Job Description

At Thermo Fisher Scientific, you'll find rewarding work with a global impact. Join us as we bring our Mission to life, helping customers worldwide create a healthier, cleaner, and safer world. Our teams have the resources to achieve their career goals while advancing science through research, development, and delivering life-changing therapies. With clinical trials in 100+ countries and innovative frameworks for clinical research, we cover laboratory, digital, and decentralized clinical trial services. Your dedication to quality will enhance health outcomes for individuals and communities, both now and in the future.

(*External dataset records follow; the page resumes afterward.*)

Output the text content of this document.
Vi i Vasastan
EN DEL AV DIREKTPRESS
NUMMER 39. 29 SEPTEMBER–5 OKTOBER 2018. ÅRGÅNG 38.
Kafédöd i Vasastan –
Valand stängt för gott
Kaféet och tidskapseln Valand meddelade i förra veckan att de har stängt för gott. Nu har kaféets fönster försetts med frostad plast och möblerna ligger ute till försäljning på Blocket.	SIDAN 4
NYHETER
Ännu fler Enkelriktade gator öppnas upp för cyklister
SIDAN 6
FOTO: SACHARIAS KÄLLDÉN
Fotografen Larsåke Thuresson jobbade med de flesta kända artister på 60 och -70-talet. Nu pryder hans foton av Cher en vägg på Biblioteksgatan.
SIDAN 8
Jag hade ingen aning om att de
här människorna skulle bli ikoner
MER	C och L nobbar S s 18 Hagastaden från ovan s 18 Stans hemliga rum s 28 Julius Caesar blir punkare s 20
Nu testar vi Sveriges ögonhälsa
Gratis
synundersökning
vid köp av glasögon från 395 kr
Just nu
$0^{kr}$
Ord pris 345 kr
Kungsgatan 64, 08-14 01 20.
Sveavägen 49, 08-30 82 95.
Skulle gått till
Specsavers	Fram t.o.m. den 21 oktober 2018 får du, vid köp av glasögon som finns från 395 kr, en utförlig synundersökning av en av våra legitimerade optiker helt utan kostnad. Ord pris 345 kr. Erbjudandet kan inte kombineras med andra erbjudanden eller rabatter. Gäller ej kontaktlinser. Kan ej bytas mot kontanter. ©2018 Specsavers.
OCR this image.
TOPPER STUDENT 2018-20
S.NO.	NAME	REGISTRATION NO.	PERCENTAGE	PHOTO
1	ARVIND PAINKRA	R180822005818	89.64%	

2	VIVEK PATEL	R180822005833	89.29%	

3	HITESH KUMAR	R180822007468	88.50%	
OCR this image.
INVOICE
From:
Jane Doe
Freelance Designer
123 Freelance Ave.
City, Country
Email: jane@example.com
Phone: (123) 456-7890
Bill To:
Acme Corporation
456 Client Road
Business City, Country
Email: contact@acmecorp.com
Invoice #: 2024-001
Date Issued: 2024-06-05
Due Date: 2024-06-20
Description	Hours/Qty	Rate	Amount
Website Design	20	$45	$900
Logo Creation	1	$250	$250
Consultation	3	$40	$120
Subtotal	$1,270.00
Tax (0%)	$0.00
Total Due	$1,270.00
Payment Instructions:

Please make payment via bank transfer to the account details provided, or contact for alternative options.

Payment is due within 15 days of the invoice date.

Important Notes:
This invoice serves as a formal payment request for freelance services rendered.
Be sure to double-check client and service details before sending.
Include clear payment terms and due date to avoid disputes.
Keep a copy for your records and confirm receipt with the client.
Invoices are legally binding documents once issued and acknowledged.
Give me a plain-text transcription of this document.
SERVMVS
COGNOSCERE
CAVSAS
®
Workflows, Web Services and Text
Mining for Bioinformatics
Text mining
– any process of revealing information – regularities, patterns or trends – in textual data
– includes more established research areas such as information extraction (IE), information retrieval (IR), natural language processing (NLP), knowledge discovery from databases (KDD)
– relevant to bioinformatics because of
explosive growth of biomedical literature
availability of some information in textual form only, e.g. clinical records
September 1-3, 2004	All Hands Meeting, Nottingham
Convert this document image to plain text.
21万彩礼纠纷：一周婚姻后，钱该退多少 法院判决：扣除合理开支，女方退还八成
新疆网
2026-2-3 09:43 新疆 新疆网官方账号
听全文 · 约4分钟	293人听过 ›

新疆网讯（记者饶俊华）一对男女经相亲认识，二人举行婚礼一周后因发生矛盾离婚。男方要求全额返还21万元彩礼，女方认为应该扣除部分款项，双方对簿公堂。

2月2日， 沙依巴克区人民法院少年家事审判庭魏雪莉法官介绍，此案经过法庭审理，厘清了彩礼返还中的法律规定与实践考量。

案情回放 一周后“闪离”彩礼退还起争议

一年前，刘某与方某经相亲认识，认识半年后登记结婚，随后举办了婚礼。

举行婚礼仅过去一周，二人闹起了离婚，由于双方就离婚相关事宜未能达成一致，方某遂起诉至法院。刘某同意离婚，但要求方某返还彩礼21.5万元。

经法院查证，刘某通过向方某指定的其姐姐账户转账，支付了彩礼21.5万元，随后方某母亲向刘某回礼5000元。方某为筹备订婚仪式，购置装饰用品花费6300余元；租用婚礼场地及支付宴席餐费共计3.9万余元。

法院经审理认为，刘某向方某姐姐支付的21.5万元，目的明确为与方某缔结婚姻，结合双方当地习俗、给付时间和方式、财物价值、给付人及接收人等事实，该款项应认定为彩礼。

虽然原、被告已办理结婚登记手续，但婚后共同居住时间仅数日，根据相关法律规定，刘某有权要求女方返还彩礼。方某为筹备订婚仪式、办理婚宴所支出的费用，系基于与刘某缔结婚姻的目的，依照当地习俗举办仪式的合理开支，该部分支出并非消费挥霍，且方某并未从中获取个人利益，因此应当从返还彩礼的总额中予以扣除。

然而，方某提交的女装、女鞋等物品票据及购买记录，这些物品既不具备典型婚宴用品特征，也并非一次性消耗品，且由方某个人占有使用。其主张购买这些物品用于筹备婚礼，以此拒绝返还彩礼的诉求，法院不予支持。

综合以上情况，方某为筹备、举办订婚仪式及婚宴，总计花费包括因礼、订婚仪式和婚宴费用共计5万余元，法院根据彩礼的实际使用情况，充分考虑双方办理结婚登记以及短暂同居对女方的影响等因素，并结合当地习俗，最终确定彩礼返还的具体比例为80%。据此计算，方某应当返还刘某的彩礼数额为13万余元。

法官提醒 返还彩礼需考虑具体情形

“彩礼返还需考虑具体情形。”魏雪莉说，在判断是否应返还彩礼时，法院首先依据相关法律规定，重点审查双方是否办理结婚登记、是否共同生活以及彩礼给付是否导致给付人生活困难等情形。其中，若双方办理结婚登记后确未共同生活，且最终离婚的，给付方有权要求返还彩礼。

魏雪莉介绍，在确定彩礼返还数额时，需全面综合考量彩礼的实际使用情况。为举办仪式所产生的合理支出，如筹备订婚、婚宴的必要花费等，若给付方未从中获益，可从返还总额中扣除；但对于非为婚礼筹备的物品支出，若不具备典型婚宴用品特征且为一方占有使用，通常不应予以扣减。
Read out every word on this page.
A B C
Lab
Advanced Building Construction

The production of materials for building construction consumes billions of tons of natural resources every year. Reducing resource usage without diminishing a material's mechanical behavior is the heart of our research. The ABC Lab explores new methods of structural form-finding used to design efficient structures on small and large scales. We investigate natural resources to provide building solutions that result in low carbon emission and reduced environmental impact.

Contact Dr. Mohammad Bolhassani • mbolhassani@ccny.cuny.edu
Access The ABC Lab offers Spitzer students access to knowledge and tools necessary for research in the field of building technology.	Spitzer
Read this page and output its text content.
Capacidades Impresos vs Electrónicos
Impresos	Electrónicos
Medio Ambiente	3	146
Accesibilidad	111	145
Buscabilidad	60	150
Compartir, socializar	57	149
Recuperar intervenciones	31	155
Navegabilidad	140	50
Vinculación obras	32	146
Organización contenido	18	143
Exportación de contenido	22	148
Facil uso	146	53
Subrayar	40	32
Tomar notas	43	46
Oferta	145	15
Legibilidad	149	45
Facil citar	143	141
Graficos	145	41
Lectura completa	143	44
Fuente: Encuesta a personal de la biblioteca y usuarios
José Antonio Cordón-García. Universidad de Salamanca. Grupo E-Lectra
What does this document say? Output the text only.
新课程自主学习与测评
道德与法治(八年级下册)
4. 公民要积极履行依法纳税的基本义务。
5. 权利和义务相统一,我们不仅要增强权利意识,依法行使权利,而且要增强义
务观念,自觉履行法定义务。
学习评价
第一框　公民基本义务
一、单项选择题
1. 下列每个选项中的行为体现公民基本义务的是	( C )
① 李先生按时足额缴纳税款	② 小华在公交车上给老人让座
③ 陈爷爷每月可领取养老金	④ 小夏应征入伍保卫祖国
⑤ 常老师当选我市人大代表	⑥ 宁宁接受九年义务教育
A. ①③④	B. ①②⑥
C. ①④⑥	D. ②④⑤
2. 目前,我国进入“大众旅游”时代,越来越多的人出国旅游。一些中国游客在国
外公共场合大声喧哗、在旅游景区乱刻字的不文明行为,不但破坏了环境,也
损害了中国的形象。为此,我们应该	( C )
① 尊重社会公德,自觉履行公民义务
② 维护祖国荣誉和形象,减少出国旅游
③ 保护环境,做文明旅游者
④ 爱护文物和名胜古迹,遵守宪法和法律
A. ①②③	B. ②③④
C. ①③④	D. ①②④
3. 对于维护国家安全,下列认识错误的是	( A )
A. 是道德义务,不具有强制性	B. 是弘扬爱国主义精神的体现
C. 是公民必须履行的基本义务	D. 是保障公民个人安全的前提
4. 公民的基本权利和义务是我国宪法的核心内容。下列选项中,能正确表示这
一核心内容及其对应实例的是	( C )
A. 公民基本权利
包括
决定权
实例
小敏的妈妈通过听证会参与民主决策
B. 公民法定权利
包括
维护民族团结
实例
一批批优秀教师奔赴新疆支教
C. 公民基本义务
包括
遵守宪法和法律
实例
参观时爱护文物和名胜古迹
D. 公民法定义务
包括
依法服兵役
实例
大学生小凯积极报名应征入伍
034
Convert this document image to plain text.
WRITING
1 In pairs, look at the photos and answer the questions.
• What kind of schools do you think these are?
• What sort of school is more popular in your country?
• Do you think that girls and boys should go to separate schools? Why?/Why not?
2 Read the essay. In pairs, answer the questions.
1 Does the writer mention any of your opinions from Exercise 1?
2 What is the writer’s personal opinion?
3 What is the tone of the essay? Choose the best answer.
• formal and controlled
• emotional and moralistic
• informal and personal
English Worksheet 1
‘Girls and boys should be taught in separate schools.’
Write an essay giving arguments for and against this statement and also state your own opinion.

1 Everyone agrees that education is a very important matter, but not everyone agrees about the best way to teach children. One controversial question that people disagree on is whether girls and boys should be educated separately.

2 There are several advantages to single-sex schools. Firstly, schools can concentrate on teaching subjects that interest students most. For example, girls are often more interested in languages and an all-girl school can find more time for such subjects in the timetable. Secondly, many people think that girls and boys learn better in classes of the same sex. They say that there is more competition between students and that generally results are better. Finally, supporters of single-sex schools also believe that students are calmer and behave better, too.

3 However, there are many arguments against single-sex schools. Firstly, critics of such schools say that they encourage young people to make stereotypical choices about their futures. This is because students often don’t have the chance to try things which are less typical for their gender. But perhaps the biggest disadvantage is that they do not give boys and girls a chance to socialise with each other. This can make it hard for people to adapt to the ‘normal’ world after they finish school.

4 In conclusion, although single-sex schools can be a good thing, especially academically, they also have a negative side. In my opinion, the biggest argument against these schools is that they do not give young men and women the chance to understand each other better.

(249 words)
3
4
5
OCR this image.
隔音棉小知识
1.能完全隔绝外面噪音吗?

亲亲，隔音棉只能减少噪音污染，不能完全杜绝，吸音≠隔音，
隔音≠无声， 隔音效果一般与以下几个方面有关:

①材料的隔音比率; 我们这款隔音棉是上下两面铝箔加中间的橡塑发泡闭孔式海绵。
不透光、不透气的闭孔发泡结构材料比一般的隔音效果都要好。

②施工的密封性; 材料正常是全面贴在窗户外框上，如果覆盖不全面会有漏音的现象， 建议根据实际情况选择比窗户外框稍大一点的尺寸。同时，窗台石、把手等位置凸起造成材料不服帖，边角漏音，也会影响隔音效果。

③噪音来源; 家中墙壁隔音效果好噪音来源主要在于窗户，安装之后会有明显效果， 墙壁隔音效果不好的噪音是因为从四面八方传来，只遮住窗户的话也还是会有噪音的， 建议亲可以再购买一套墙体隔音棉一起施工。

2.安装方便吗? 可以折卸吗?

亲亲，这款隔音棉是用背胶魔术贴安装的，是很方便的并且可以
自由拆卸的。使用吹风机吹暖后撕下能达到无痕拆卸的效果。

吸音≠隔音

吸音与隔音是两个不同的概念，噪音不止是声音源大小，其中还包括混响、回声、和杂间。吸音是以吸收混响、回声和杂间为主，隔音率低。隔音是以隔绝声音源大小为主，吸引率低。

Our Clinical Operations team at PPD® offers comprehensive support for clinical trials from start to finish, across commercial and government contracts. Together, we assist clients in defining and developing clinical programs, minimizing delays, and conducting high-quality, cost-efficient studies.

As a Clinical Monitoring Specialist, you will coordinate various aspects of clinical monitoring and site management. You'll conduct on-site or remote visits to ensure protocol and regulatory compliance, manage documentation, and adhere to sponsor guidelines and monitoring environments. Acting as a site processes expert, you'll oversee that trials are conducted according to protocol standards, ICH-GCP guidelines, and regulations to safeguard subjects' rights, well-being, and data accuracy. Your role also involves maintaining relationships with investigational sites and ensuring audit readiness.

• Utilize a risk-based monitoring approach to oversee investigator sites and address process failures with corrective actions. Review data accuracy, assess investigational products, and document observations to maintain compliance. Monitor tasks in alignment with approved plans.
• Participate in investigator payment processes and collaborate with the team to resolve issues. Assist in identifying potential investigators and ensuring site compliance with protocols and regulations. Perform trial close-out activities.
• Ensure essential documents are complete and in compliance with regulations through on-site file reviews. Provide progress reports and maintain accurate study systems.
• Facilitate communication between sites, clients, and project teams through various channels. Complete administrative tasks promptly and accurately.
• Contribute to project publications, tools, and process improvement initiatives as needed.

• Bachelor's degree in life sciences
• At least 1-2 years of clinical monitoring experience or equivalent in a relevant field
• Valid driver's license when required
• Equivalent combination of education, training, and related experience considered

• Strong knowledge of medical/therapeutic areas and terminology
• Understanding of ICH GCPs and industry regulations
• Effective communication and interpersonal skills
• Good organizational, time management, and critical thinking skills
• Ability to manage Risk Based Monitoring processes and work independently or within a team
• Proficient in Microsoft Office and digital literacy
• Proficiency in English language and grammar

We pride ourselves on hiring top talent, fostering development, and promoting teamwork. At Thermo Fisher Scientific, you'll benefit from an exceptional learning and development program to help you reach your full potential.

In addition to a competitive salary, we provide a comprehensive benefits package focused on employee well-being. Our flexible work culture encourages a healthy work-life balance while offering a collaborative environment for personal and professional growth.

Our Mission is to empower customers worldwide to create a healthier, cleaner, and safer world. Join us at Thermo Fisher Scientific and be part of a diverse team working towards accelerating research, driving innovation, and supporting those in need.

Thermo Fisher Scientific is an equal opportunity employer that values diversity in experiences, backgrounds, and perspectives.